Humanitarians used to be people who followed the teachings of Pierre Leroux (1797–1871), who believed in the spontaneous perfectibility of the human race. He’d soaked up the ideas of Saint-Simon and squeezed them out over Auguste Comte and George Sand. The dogma-free religion of humanity was all fairly transparent tosh, and very popular in its time.
In the first half of Victoria’s reign humanitarian and humanitarianism were generally terms of disapprobation. In the 20th century, humanitarians gradually became thought of as people who act out of humanity. By the 1930s, events that would upset humanitarians (and would call for humanitarian aid) started to be called humanitarian disasters. They might just as well have been called human disasters.
I suppose one might argue that these disasters are indeed caused by humanitarians — people who thought it was only necessary to shake a prospectus for democracy and western consumerism at a foreign culture for everyone in it to forsake their beliefs and come to worship at the temple of liberal humanism. But my business is with words, not with the invincible delusions of the political classes.

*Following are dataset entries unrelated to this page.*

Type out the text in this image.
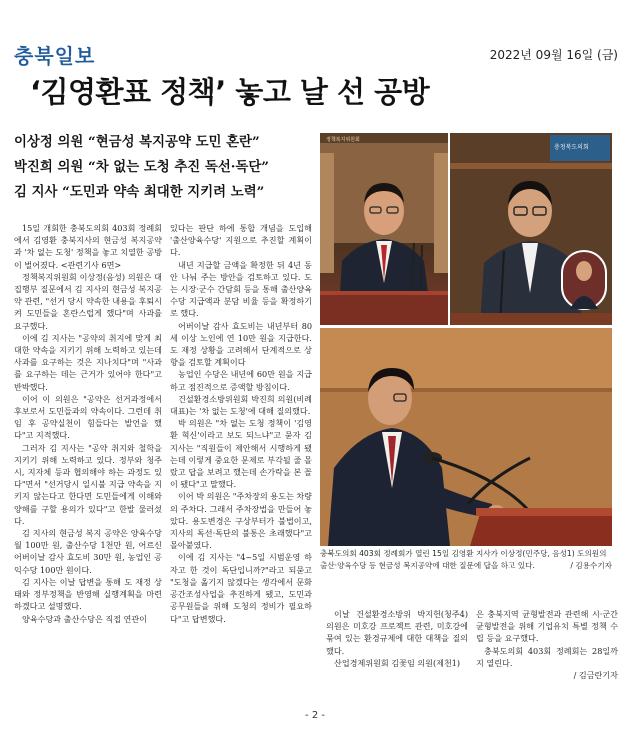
충북일보	2022년 09월 16일 (금)
‘김영환표 정책’ 놓고 날 선 공방
이상정 의원 “현금성 복지공약 도민 혼란”
박진희 의원 “차 없는 도청 추진 독선·독단”
김 지사 “도민과 약속 최대한 지키려 노력”

15일 개회한 충북도의회 403회 정례회에서 김영환 충북지사의 현금성 복지공약과 '차 없는 도청' 정책을 놓고 치열한 공방이 벌어졌다. <관련기사 6면>

정책복지위원회 이상정(음성) 의원은 대집행부 질문에서 김 지사의 현금성 복지공약 관련, "선거 당시 약속한 내용을 후퇴시켜 도민들을 혼란스럽게 했다"며 사과를 요구했다.

이에 김 지사는 "공약의 취지에 맞게 최대한 약속을 지키기 위해 노력하고 있는데 사과를 요구하는 것은 지나치다"며 "사과를 요구하는 데는 근거가 있어야 한다"고 반박했다.

이어 이 의원은 "공약은 선거과정에서 후보로서 도민들과의 약속이다. 그런데 취임 후 공약실천이 힘들다는 발언을 했다"고 지적했다.

그러자 김 지사는 "공약 취지와 철학을 지키기 위해 노력하고 있다. 정부와 청주시, 지자체 등과 협의해야 하는 과정도 있다"면서 "선거당시 일시불 지급 약속을 지키지 않는다고 한다면 도민들에게 이해와 양해를 구할 용의가 있다"고 한발 물러섰다.

김 지사의 현금성 복지 공약은 양육수당 월 100만 원, 출산수당 1천만 원, 어르신 어버이날 감사 효도비 30만 원, 농업인 공익수당 100만 원이다.

김 지사는 이날 답변을 통해 도 재정 상태와 정부정책을 반영해 실행계획을 마련하겠다고 설명했다.

양육수당과 출산수당은 직접 연관이

있다는 판단 하에 통합 개념을 도입해 '출산양육수당' 지원으로 추진할 계획이다.

내년 지급할 금액을 확정한 뒤 4년 동안 나눠 주는 방안을 검토하고 있다. 도는 시장·군수 간담회 등을 통해 출산양육수당 지급액과 분담 비율 등을 확정하기로 했다.

어버이날 감사 효도비는 내년부터 80세 이상 노인에 연 10만 원을 지급한다. 도 재정 상황을 고려해서 단계적으로 상향을 검토할 계획이다

농업인 수당은 내년에 60만 원을 지급하고 점진적으로 증액할 방침이다.

건설환경소방위원회 박진희 의원(비례대표)는 '차 없는 도청'에 대해 질의했다.

박 의원은 "차 없는 도청 정책이 '김영환 혁신'이라고 보도 되느냐"고 묻자 김 지사는 "직원들이 제안해서 시행하게 됐는데 이렇게 중요한 문제로 부각될 줄 몰랐고 답을 보려고 했는데 손가락을 본 꼴이 됐다"고 말했다.

이어 박 의원은 "주차장의 용도는 차량의 주차다. 그래서 주차장법을 만들어 놓았다. 용도변경은 구상부터가 불법이고, 지사의 독선·독단의 불통은 초래했다"고 몰아붙였다.

이에 김 지사는 "4~5일 시범운영 하자고 한 것이 독단입니까?"라고 되묻고 "도청을 옮기지 않겠다는 생각에서 문화공간조성사업을 추진하게 됐고, 도민과 공무원들을 위해 도청의 정비가 필요하다"고 답변했다.

정책복지위원회
충청북도의회
충북도의회 403회 정례회가 열린 15일 김영환 지사가 이상정(민주당, 음성1) 도의원의 출산·양육수당 등 현금성 복지공약에 대한 질문에 답을 하고 있다.	/ 김용수기자

이날 건설환경소방위 박지헌(청주4) 의원은 미호강 프로젝트 관련, 미호강에 묶여 있는 환경규제에 대한 대책을 질의했다.

산업경제위원회 김꽃임 의원(제천1)

은 충북지역 균형발전과 관련해 시·군간 균형발전을 위해 기업유치 특별 정책 수립 등을 요구했다.

충북도의회 403회 정례회는 28일까지 열린다.

/ 김금란기자

- 2 -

Before I go, two little developments on the meaning of gavels as symbols (Mind your language, 16 August). The University of Bedfordshire has been advertising courses in law by showing a picture of a young woman being transformed into a gowned figure with a grey wig, accompanied by thick books and a gavel. Gavels are not used in English courts. Perhaps the advertising people didn’t consult the law lecturers. One other refinement: it seems that some speakers, misled by phrases such as ‘the gavel was struck’, erroneously think that the gavel is the wooden stand rather than the mallet that strikes it. Still, to err is human — or even humanitarian.